The losers so to speak are again the European countries such as France, Germany and Spain, which continue to grow but in most cases not as quickly as the emerging countries mentioned previously. The UK shows a slightly higher growth rate to 290 million ppa but one wonders how that will be impacted by the UK referendum result which has already forced a further delay to the construction of an additional London runway.

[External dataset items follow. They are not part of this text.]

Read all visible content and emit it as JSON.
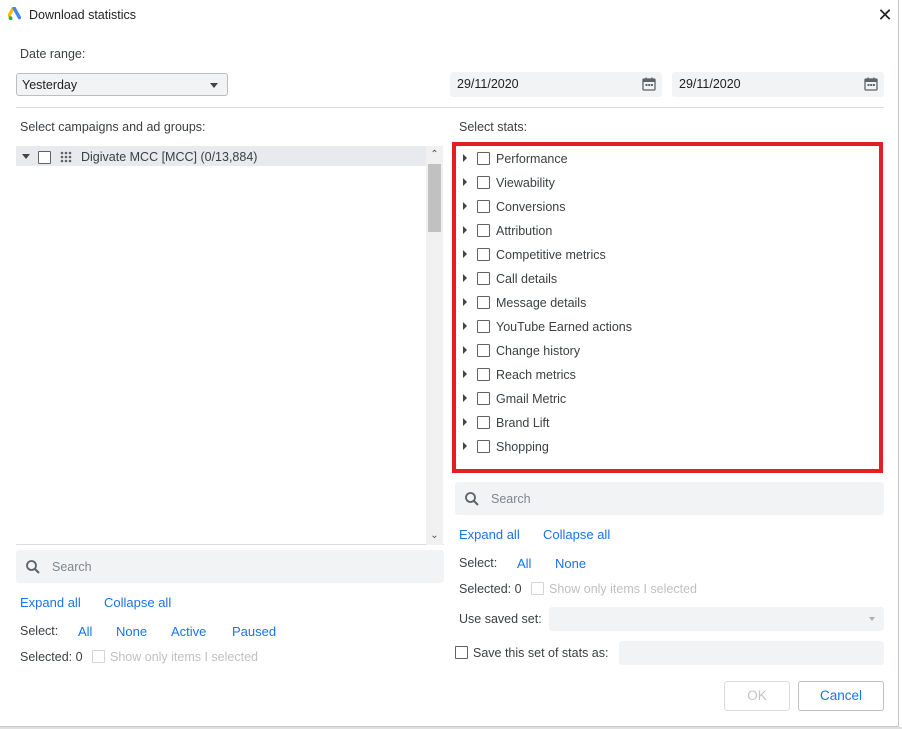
{
  "window": {
    "title": "Download statistics",
    "close_icon": "close-icon"
  },
  "date_range": {
    "label": "Date range:",
    "selected": "Yesterday",
    "start_date": "29/11/2020",
    "end_date": "29/11/2020"
  },
  "campaigns": {
    "label": "Select campaigns and ad groups:",
    "tree_item": "Digivate MCC [MCC] (0/13,884)",
    "search_placeholder": "Search",
    "expand_all": "Expand all",
    "collapse_all": "Collapse all",
    "select_label": "Select:",
    "select_options": [
      "All",
      "None",
      "Active",
      "Paused"
    ],
    "selected_count": "Selected: 0",
    "show_only_selected": "Show only items I selected"
  },
  "stats": {
    "label": "Select stats:",
    "items": [
      "Performance",
      "Viewability",
      "Conversions",
      "Attribution",
      "Competitive metrics",
      "Call details",
      "Message details",
      "YouTube Earned actions",
      "Change history",
      "Reach metrics",
      "Gmail Metric",
      "Brand Lift",
      "Shopping"
    ],
    "search_placeholder": "Search",
    "expand_all": "Expand all",
    "collapse_all": "Collapse all",
    "select_label": "Select:",
    "select_options": [
      "All",
      "None"
    ],
    "selected_count": "Selected: 0",
    "show_only_selected": "Show only items I selected",
    "use_saved_set_label": "Use saved set:",
    "save_set_label": "Save this set of stats as:",
    "highlight_color": "#e31e24"
  },
  "buttons": {
    "ok": "OK",
    "cancel": "Cancel"
  },
  "colors": {
    "link": "#1a73e8",
    "field_bg": "#f1f3f4"
  }
}
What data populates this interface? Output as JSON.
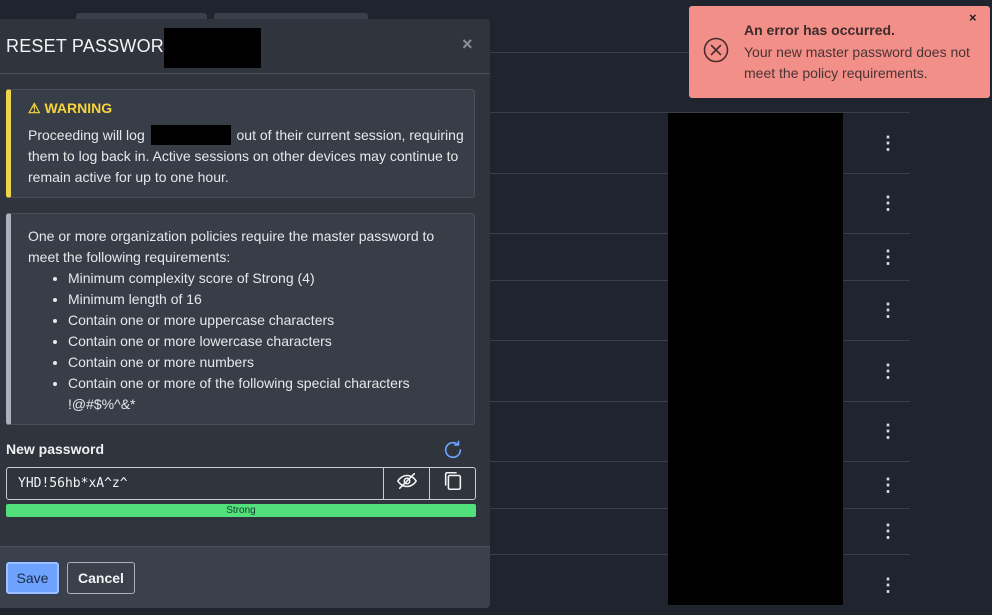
{
  "modal": {
    "title": "RESET PASSWORD",
    "close_glyph": "×",
    "warning": {
      "title": "⚠ WARNING",
      "text_before": "Proceeding will log",
      "text_after": "out of their current session, requiring them to log back in. Active sessions on other devices may continue to remain active for up to one hour."
    },
    "policy": {
      "intro": "One or more organization policies require the master password to meet the following requirements:",
      "requirements": [
        "Minimum complexity score of Strong (4)",
        "Minimum length of 16",
        "Contain one or more uppercase characters",
        "Contain one or more lowercase characters",
        "Contain one or more numbers",
        "Contain one or more of the following special characters !@#$%^&*"
      ]
    },
    "new_password": {
      "label": "New password",
      "value": "YHD!56hb*xA^z^"
    },
    "strength": {
      "label": "Strong",
      "level": 1.0,
      "color": "#52e07c"
    },
    "footer": {
      "save_label": "Save",
      "cancel_label": "Cancel"
    }
  },
  "toast": {
    "title": "An error has occurred.",
    "message": "Your new master password does not meet the policy requirements.",
    "close_glyph": "×",
    "color": "#f28f88"
  },
  "background": {
    "row_menu_glyph": "⋮"
  },
  "icons": {
    "toast_icon": "error-circle-x-icon",
    "regenerate": "refresh-icon",
    "toggle_visibility": "eye-slash-icon",
    "copy": "copy-icon"
  },
  "colors": {
    "accent": "#6ea2ff",
    "warning": "#f0d54a"
  }
}
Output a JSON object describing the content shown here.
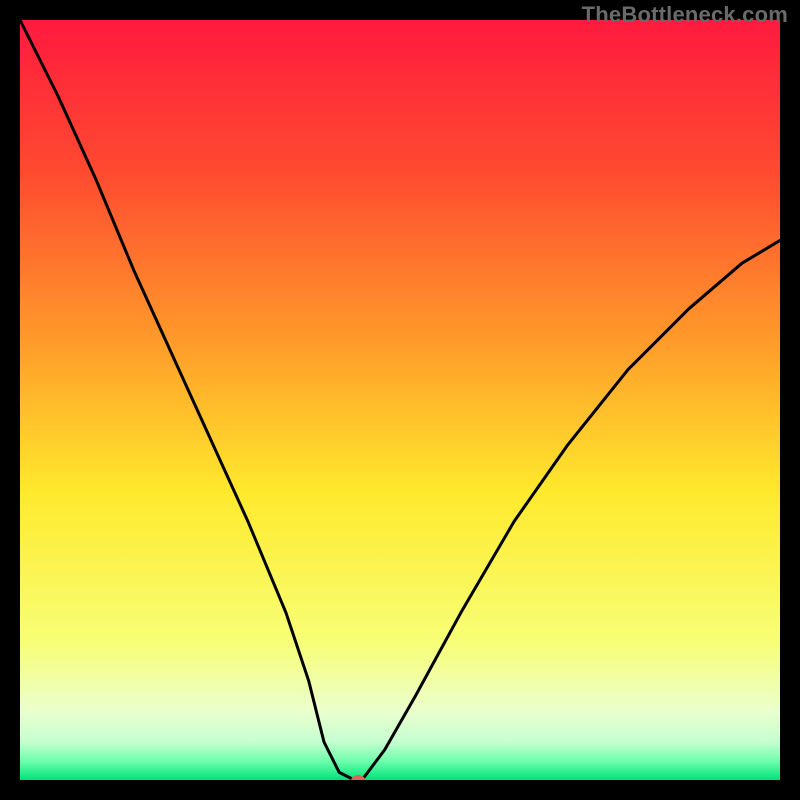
{
  "watermark": "TheBottleneck.com",
  "chart_data": {
    "type": "line",
    "title": "",
    "xlabel": "",
    "ylabel": "",
    "xlim": [
      0,
      100
    ],
    "ylim": [
      0,
      100
    ],
    "x": [
      0,
      5,
      10,
      15,
      20,
      25,
      30,
      35,
      38,
      40,
      42,
      44,
      45,
      48,
      52,
      58,
      65,
      72,
      80,
      88,
      95,
      100
    ],
    "values": [
      100,
      90,
      79,
      67,
      56,
      45,
      34,
      22,
      13,
      5,
      1,
      0,
      0,
      4,
      11,
      22,
      34,
      44,
      54,
      62,
      68,
      71
    ],
    "marker": {
      "x": 44.5,
      "y": 0
    },
    "gradient_stops": [
      {
        "offset": 0.0,
        "color": "#ff1a3e"
      },
      {
        "offset": 0.2,
        "color": "#ff4a30"
      },
      {
        "offset": 0.42,
        "color": "#ff9a2a"
      },
      {
        "offset": 0.62,
        "color": "#ffe92c"
      },
      {
        "offset": 0.82,
        "color": "#f7ff77"
      },
      {
        "offset": 0.91,
        "color": "#eaffce"
      },
      {
        "offset": 0.95,
        "color": "#c6ffd0"
      },
      {
        "offset": 0.975,
        "color": "#6fffad"
      },
      {
        "offset": 1.0,
        "color": "#00e37a"
      }
    ],
    "marker_color": "#d16a5a",
    "curve_color": "#000000"
  }
}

These predictions have much in common, with growth in and between Asia Pacific and the Middle East the focus of attention in coming years. Interestingly Airbus believes that 70% of traffic growth until 2034 will be coming from existing networks rather than from new routes. As many new routes presently are in the point to point LCC domain, that lends support to the theory that says that the hub and spoke principle will continue to prevail and this backs up Airbus' prediction that 95% of long haul traffic will travel between airports in mega-cities.

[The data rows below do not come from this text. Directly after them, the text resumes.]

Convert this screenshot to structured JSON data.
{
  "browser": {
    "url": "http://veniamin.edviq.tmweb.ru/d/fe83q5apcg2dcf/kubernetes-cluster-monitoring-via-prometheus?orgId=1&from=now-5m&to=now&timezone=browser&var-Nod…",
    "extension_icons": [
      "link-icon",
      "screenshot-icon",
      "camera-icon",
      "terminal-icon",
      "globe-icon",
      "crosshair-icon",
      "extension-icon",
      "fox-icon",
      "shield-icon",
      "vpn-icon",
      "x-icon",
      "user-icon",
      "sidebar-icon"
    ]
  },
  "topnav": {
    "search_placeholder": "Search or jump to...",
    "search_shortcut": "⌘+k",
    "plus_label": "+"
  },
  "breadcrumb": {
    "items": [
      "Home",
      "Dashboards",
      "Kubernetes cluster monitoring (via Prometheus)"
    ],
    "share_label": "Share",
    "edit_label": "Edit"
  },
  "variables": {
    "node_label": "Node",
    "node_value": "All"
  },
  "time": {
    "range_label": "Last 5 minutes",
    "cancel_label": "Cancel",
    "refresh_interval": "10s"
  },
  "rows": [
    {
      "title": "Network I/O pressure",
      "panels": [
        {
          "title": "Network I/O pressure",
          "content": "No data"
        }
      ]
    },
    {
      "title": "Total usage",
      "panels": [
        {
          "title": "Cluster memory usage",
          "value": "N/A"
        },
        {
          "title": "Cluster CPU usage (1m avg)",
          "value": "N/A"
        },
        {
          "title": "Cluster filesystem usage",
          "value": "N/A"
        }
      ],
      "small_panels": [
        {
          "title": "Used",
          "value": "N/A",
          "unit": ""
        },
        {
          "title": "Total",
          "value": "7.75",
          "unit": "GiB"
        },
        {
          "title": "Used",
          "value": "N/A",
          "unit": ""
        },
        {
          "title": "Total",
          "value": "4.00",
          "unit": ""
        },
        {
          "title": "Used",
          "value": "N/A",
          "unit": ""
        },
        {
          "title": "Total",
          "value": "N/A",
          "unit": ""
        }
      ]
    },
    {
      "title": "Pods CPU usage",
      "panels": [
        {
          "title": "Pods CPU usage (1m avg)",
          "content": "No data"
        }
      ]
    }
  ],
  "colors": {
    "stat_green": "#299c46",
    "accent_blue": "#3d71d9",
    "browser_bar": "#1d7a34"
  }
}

This often contradictory data makes conclusive findings on future directions a hazardous task. But some conclusions can be drawn:

Long haul LCCs and ad hoc alliance hub by-passing will redirect traffic from global hubs but not sufficiently to have a material traffic effect on the larger primary airports within this timescale;

New airports may be built to replace or part-replace those in the 2015 busiest airports table;

The physical size of airports may be restricted - the industry is entering new territory beyond 100 million ppa;

Runway infrastructure may be enhanced at some leading airports but not others. Existing hubs where infrastructure growth is constrained for one reason or another will lag competitors;

Political decisions will affect traffic flows both within and between regions;

The global population will increase by up to one billion by 2025, with Africa increasing at the fastest rate but with Asia Pacific easily remaining the most populous area, while the European population will stabilise;

Analysts suggest the trend towards the congregation of air services within an ever-increasing number of aviation mega-cities, which will number around 70 by 2025. While they are located across the globe many of the new ones will be in Asia Pacific;

The economic power of a city or city region does not however necessarily correlate with the size of its airport(s), indicating the importance of transit traffic;

The regulatory trend is generally still mainly towards deregulation, notably in Asia; and there has been an easing of travel restrictions for international travel, from China in particular. But the ever-changing political landscape does encourage contrary measures in some influential countries. Bloc to bloc travel need not feed through hubs at each end but the influence of point to point budget travel that bypasses regional hubs is, again, unlikely adversely to influence those hubs;

The main airframe manufacturers envisage growth of around 5% p/a throughout the period and beyond and that it will be centred on emerging countries, specifically in Asia Pacific. ACI, in its last forecast, concurred but added the Middle East as a high growth area;

The Middle Class is expected to continue to grow at a faster rate in these countries, notably India and China, and the number of trips per capita, especially international trips, will increase with it;

Traffic flow projections by Canadian analysts (DKMA) suggest that the Europe-Asia Pacific and Middle East-Asia Pacific zones will be the fastest growing flows by the end of the next decade. This prediction is largely supported by IATA, which additionally focuses on individual country flows and which anticipates strong growth involving China, India and Indonesia, and, outside Asia Pacific, in Brazil.